Weatherford Democrat

AP Story Section

January 20, 2009

Bush commutes sentences of former U.S. border agents

WASHINGTON (AP) — In his final acts of clemency, President George W. Bush on Monday granted early prison releases to two former U.S. Border Patrol agents whose convictions for shooting a Mexican drug dealer fueled the national debate over illegal immigration.

Bush, responding to heavy pressure from Republican and Democratic lawmakers alike, commuted the prison sentences of Ignacio Ramos and Jose Compean. The two guards from El Paso, Texas, each were sentenced to more than 10 years for the shooting, which they tried to cover up. They will be released within two months.

Opposition to their convictions, sentencing and firings has simmered ever since the shooting occurred in 2005.

‘‘After four years of fighting this, it’s taken a toll on me and my daughter, and really the whole family,’’ said Joe Loya, Ramos’ father-in law, who has received tens of thousands of supportive e-mails and spent much of the past two years traveling the country to speak about the case. ‘‘We wouldn’t give up. ... I knew sooner or later God would come through — that finally it would happen.’’

He said his daughter, Monica Ramos, called from New York after learning the news that her husband soon would be released from a federal prison just outside Phoenix.

‘‘She could hardly speak,’’ Loya said.

The border agents’ case became a rallying cause for conservatives concerned about border protection. On talk shows, people sympathetic with the agents argued that the men were just doing their jobs, defending the U.S.-Mexico border against criminals.

Bob Baskett, Compean’s attorney in Dallas, cited widespread congressional support from the bipartisan congressional delegation from Texas. ‘‘I think the president did the right thing,’’ he said. ‘‘An awful lot of people did an awful lot of work to get this done.’’

David Botsford, a lawyer for Ramos in Austin, Texas, said he had been guardedly optimistic that the commutations would be granted because of the support from Congress and the thousands of people who had sent letters of concern. The president has shown ‘‘he’s a compassionate man,’’ Botsford said.

Rep. John Culberson, R-Texas, who called the agents’ convictions a ‘‘grotesque injustice,’’ said he and other lawmakers initially had hoped to have the agents pardoned. ‘‘When it became evident there was resistance at the White House to a pardon, that’s when we shifted gears to ask for a commutation,’’ he said.
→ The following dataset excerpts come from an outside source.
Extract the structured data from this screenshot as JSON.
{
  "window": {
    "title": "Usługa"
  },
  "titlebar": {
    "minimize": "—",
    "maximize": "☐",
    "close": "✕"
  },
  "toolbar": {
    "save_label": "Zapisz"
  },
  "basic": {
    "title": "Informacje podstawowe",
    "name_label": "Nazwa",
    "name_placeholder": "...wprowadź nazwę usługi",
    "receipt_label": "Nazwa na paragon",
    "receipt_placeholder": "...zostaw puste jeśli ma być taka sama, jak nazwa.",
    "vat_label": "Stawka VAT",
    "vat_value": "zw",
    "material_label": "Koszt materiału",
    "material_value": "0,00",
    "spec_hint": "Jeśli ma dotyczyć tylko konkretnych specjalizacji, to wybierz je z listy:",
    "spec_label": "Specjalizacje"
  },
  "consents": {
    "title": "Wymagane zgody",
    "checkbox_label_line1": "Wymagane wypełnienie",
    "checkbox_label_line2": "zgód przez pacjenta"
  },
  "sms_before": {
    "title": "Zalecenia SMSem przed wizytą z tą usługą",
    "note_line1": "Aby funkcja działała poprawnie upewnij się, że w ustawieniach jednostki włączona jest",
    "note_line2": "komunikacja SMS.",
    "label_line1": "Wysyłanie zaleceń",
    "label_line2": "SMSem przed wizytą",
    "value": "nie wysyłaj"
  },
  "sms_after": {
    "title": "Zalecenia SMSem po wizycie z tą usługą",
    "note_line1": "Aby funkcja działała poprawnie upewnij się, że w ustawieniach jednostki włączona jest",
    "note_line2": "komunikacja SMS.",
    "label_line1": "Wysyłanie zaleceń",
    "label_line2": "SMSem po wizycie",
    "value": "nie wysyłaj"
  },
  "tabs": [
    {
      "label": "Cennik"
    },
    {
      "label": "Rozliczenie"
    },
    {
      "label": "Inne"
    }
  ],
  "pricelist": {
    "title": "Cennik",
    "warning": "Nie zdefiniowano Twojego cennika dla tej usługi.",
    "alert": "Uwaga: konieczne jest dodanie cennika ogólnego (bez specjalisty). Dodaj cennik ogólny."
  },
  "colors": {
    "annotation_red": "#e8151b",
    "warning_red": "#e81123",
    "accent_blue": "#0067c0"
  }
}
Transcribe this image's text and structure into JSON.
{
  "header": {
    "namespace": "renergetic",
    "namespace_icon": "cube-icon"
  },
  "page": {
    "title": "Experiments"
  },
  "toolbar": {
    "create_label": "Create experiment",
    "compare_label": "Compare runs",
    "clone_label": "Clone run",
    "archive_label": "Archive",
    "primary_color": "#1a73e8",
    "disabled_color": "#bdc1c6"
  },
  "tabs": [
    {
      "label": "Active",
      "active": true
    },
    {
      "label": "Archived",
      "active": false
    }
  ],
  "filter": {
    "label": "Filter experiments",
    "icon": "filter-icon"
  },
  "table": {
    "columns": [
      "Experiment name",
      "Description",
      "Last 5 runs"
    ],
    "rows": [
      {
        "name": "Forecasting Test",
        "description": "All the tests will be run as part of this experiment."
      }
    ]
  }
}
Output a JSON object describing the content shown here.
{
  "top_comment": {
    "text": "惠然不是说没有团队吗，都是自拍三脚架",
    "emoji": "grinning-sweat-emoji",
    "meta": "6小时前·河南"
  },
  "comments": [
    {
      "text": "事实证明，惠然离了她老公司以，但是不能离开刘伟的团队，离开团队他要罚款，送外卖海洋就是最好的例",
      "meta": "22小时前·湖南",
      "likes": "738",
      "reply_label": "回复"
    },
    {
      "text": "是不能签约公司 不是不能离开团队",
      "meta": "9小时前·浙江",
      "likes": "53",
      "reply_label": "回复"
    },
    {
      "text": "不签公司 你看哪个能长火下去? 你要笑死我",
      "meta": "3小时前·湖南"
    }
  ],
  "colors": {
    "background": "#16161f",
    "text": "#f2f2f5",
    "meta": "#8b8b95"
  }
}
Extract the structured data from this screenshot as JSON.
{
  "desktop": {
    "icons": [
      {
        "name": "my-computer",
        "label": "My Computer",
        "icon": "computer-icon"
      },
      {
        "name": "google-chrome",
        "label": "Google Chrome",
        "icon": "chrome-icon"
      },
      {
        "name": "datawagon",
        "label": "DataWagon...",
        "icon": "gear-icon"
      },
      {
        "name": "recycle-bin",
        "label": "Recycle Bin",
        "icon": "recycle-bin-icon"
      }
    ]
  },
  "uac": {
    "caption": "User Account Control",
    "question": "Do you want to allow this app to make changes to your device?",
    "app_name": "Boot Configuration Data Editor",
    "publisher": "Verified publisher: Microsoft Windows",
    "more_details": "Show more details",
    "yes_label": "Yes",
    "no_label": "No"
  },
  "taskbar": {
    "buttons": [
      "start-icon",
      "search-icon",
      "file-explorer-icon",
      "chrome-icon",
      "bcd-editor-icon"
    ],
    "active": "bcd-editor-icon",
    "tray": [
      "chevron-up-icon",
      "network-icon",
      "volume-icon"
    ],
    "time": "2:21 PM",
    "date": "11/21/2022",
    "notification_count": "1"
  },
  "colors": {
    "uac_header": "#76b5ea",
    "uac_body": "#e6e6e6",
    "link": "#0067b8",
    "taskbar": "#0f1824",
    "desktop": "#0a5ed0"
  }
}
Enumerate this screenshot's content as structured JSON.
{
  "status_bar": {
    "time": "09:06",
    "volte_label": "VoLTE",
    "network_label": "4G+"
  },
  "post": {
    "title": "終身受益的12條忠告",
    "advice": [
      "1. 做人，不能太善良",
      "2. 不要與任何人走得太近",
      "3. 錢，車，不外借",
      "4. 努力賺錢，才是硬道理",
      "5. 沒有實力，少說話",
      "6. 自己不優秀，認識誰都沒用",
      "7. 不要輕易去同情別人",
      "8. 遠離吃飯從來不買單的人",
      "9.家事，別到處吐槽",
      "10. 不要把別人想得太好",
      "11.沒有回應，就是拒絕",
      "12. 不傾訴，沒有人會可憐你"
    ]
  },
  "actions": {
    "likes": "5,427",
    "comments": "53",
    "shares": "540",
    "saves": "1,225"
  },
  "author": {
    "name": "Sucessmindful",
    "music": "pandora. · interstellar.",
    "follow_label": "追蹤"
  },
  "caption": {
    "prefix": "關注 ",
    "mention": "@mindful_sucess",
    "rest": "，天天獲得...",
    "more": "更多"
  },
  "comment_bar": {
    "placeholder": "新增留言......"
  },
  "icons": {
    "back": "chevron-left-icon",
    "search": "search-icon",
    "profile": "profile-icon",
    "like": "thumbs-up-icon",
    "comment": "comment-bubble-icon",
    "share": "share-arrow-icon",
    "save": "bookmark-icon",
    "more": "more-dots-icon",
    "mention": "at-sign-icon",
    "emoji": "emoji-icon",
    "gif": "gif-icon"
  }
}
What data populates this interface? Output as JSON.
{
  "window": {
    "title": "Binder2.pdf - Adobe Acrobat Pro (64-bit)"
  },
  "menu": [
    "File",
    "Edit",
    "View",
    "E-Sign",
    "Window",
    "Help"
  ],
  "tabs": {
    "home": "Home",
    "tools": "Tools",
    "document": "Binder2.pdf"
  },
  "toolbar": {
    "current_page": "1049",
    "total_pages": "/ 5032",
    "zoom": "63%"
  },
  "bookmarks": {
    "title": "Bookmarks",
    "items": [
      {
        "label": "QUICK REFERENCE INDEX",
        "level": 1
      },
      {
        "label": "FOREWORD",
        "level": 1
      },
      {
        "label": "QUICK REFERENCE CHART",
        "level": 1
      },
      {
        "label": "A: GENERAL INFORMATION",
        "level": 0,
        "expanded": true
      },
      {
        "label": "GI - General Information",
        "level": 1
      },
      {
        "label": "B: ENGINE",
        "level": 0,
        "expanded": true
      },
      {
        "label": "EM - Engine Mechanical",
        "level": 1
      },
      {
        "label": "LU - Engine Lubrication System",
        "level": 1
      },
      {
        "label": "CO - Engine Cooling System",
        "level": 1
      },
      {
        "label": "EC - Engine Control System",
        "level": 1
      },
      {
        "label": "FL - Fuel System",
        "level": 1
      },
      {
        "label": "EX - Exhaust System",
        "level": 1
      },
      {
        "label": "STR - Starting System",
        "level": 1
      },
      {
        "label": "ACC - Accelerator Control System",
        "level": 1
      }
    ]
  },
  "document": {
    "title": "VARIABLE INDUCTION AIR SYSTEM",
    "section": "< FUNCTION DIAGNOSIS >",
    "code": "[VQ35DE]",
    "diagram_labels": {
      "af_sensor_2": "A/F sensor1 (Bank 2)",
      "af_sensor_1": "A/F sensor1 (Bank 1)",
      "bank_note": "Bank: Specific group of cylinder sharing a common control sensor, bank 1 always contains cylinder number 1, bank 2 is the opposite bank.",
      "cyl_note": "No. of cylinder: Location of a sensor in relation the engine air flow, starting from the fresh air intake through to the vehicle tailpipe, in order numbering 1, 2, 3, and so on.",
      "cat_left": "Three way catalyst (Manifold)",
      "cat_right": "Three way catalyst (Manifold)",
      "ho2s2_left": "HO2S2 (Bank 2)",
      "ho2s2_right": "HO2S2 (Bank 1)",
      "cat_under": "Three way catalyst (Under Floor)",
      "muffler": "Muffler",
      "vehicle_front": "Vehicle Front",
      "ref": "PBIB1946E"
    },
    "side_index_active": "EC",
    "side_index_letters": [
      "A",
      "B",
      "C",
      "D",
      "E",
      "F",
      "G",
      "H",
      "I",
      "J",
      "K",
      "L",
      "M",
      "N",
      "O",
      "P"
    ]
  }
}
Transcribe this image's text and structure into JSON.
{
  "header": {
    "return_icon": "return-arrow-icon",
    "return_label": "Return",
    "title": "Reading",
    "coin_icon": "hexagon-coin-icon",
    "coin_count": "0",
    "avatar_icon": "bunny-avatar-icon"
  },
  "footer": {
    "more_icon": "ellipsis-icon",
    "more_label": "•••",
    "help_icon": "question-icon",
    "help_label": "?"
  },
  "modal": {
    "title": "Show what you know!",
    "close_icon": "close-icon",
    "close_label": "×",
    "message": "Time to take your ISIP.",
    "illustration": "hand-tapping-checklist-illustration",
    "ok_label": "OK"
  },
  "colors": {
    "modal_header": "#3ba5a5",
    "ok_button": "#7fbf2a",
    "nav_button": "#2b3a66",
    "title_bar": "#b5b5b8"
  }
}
Culberson helped gather signatures from 31 of the 34 current members of the Texas congressional delegation and two former delegation members for a letter asking Bush for the commutations. Culberson hand-delivered the letter to the White House last week.

‘‘I was beginning to really be concerned that with literally only hours left in the president’s term, this might not happen,’’ he said. ‘‘With this one decision, President Bush has done more to improve his popularity than any single thing he could do.’’

Compean and Ramos were convicted of shooting admitted drug smuggler Osvaldo Aldrete Davila in the buttocks as he fled across the Rio Grande, away from an abandoned van load of marijuana. He remains in a low-security prison in Fort Worth, Texas.

The border agents claimed at their trials that they believed the smuggler was armed and that they shot him in self defense. The prosecutor in the case, a U.S. attorney who was appointed by Bush in 2001, said there was no evidence linking the smuggler to the van of marijuana. The prosecutor also said the border agents didn’t report the shooting and tampered with evidence by picking up several spent shell casings.

White House officials said Bush didn’t pardon the men for their crimes, but commuted their sentences because he believed they were excessive and that they had already suffered the loss of their jobs, freedom and reputations.

Compean, 32, and Ramos, 39, were sentenced to 12 years and 11 years in prison, respectively. They each have served about two years. Under the terms of Bush’s commutation, their prison sentences will expire on March 20, but their three-year terms of supervised release and the fines will remain intact.

During his presidency, Bush has granted a total of 189 pardons and 11 commutations. That’s fewer than half as many as Presidents Bill Clinton or Ronald Reagan issued during their two-term tenures. Bush technically has until noon on Tuesday when President-elect Barack Obama is sworn into office to exercise his executive pardon authority, but presidential advisers said no more were forthcoming.

In an earlier high-profile official act of forgiveness, Bush saved Vice President Dick Cheney’s former chief of staff, I. Lewis ‘‘Scooter’’ Libby, from serving prison time in the case of the 2003 leak of CIA operative Valerie Plame’s identity. Libby was convicted of perjury and obstructing justice. Bush could still grant him a full pardon, although Libby has not applied for one.

Clinton issued a total of 457 pardons or commutations in eight years in office. Bush’s father, George H. W. Bush, issued 77 in four years. Reagan issued 406 in eight years, and President Jimmy Carter issued 563 in four years. Since World War II, the largest number of pardons and commutations — 2,031 — came from President Harry Truman, who served 82 days short of eight years.